Research ability: Demonstrated potential to independently conduct rigorous academic research, from idea generation to execution.
Discipline fit: Demonstrated interest in marketing-related research topics with a quantitative focus.
If you are already a PhD student at UBC in a non-marketing program and are interested in working with me on a specific project, or having me on your examination committee for your dissertation, please consult the "My Research Agenda" section below and feel free to contact me at shin.oblander@sauder.ubc.ca if you think your project/dissertation fits within this agenda.
I do not have funding to hire a postdoctoral fellow at this time. I may consider working with a postdoc under exceptional circumstances (e.g., if we have very complementary skills and research interests; see the "My Research Agenda" section below), but this would necessitate a successful application for external funding such as a fellowship from SSHRC.
Generally, I am most likely to consider working with students with strong technical skills whose research interests overlap with mine. Here is a non-exhaustive list of my current research interests and priorities, so you can get a sense of if we are a good fit.
Methods:
Probabilistic machine learning: Applying models and computational methods from the probabilistic machine learning literature (especially Bayesian inference of latent variable models) towards addressing novel marketing problems, including all of the areas outlined below (see Dew et al., 2024).
Representation learning: Developing machine learning models to extract useful information from complex, high-dimensional/unstructured data. In particular, I am interested in designing models to explicitly incorporate inductive biases and geometric structure in their representations that are desirable for downstream tasks (see Oblander, 2025 and Dew et al., 2024, Section 5.1).
Causal inference: Developing and evaluating statistical/econometric methods to infer the causal effects of "treatments" or events on consumer behaviour, particularly drawing on insights from customer base dynamics, predictive modelling, and Bayesian nonparametric methods (see Oblander and McCarthy, 2023 and Dew et. al, 2024, Section 5.2)
Data fusion: Developing statistical methods to analyze problems involving multiple sources of data that may have differing units of aggregation, degrees of missingness, and selection biases (see McCarthy and Oblander, 2021 and Dew et. al, 2024, Section 3.4).
Substantive areas:
Customer relationship dynamics and subscription programs: Understanding the dynamics of customer relationships (e.g., adoption, retention, and repeat purchase decisions), and especially the implications of the rise of subscription-based business models on consumers, firms, and markets (see McCarthy et al., 2025 and Oblander and McCarthy, 2023).
Bounded rationality models of consumer behaviour: Empirically modelling and testing behavioural theories of how consumers deviate from rationality and assessing their implications on businesses and public policy.

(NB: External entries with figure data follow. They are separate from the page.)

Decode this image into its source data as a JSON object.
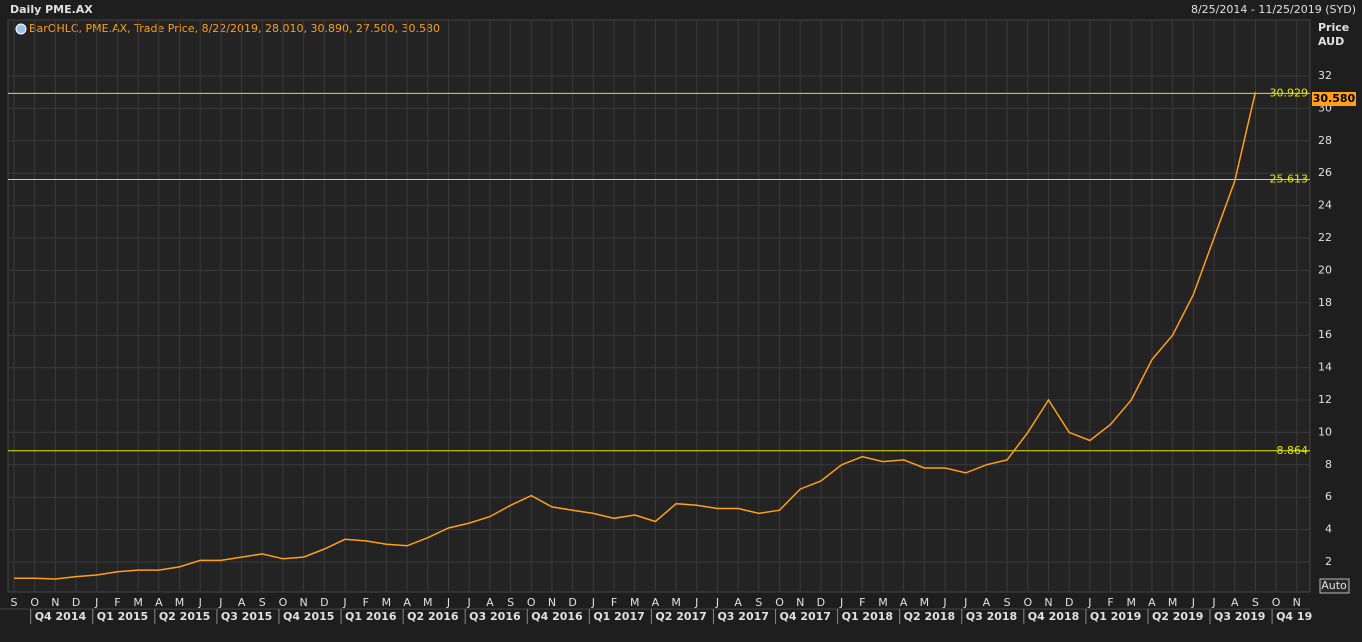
{
  "chart_data": {
    "type": "line",
    "title": "Daily PME.AX",
    "date_range": "8/25/2014 - 11/25/2019 (SYD)",
    "legend_text": "BarOHLC, PME.AX, Trade Price, 8/22/2019, 28.010, 30.890, 27.500, 30.580",
    "y_label": "Price",
    "y_unit": "AUD",
    "button": "Auto",
    "color": "#ff9f1a",
    "categories": [
      "S",
      "O",
      "N",
      "D",
      "J",
      "F",
      "M",
      "A",
      "M",
      "J",
      "J",
      "A",
      "S",
      "O",
      "N",
      "D",
      "J",
      "F",
      "M",
      "A",
      "M",
      "J",
      "J",
      "A",
      "S",
      "O",
      "N",
      "D",
      "J",
      "F",
      "M",
      "A",
      "M",
      "J",
      "J",
      "A",
      "S",
      "O",
      "N",
      "D",
      "J",
      "F",
      "M",
      "A",
      "M",
      "J",
      "J",
      "A",
      "S",
      "O",
      "N",
      "D",
      "J",
      "F",
      "M",
      "A",
      "M",
      "J",
      "J",
      "A",
      "S",
      "O",
      "N"
    ],
    "quarters": [
      "Q4 2014",
      "Q1 2015",
      "Q2 2015",
      "Q3 2015",
      "Q4 2015",
      "Q1 2016",
      "Q2 2016",
      "Q3 2016",
      "Q4 2016",
      "Q1 2017",
      "Q2 2017",
      "Q3 2017",
      "Q4 2017",
      "Q1 2018",
      "Q2 2018",
      "Q3 2018",
      "Q4 2018",
      "Q1 2019",
      "Q2 2019",
      "Q3 2019",
      "Q4 19"
    ],
    "values": [
      1.0,
      1.0,
      0.95,
      1.1,
      1.2,
      1.4,
      1.5,
      1.5,
      1.7,
      2.1,
      2.1,
      2.3,
      2.5,
      2.2,
      2.3,
      2.8,
      3.4,
      3.3,
      3.1,
      3.0,
      3.5,
      4.1,
      4.4,
      4.8,
      5.5,
      6.1,
      5.4,
      5.2,
      5.0,
      4.7,
      4.9,
      4.5,
      5.6,
      5.5,
      5.3,
      5.3,
      5.0,
      5.2,
      6.5,
      7.0,
      8.0,
      8.5,
      8.2,
      8.3,
      7.8,
      7.8,
      7.5,
      8.0,
      8.3,
      10.0,
      12.0,
      10.0,
      9.5,
      10.5,
      12.0,
      14.5,
      16.0,
      18.5,
      22.0,
      25.5,
      31.0,
      null,
      null
    ],
    "ylim": [
      0,
      36
    ],
    "yticks": [
      2,
      4,
      6,
      8,
      10,
      12,
      14,
      16,
      18,
      20,
      22,
      24,
      26,
      28,
      30,
      32
    ],
    "hlines": [
      30.929,
      25.613,
      8.864
    ],
    "hline_color": "#e6e600",
    "last_price": {
      "value": 30.58,
      "label": "30.580"
    },
    "grid": true
  }
}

I am especially interested in linking representation learning models with cognitive models to try to understand how people represent information internally (see Oblander, 2025 and Dew et al., 2024, Section 5.3).
Intersection between marketing and urban planning: Linking the methodological and substantive perspectives of marketing with those of urban planning and transportation research to understand how transportation patterns shape consumer behaviour, and vice-versa. I am particularly interested in understanding the implications of land use patterns and transportation infrastructure (e.g., proximity to rapid transit, pedestrianization of a retail corridor) on people's movement patterns and shopping behaviour. This is not something I work on yet, but am interested in working on in the future.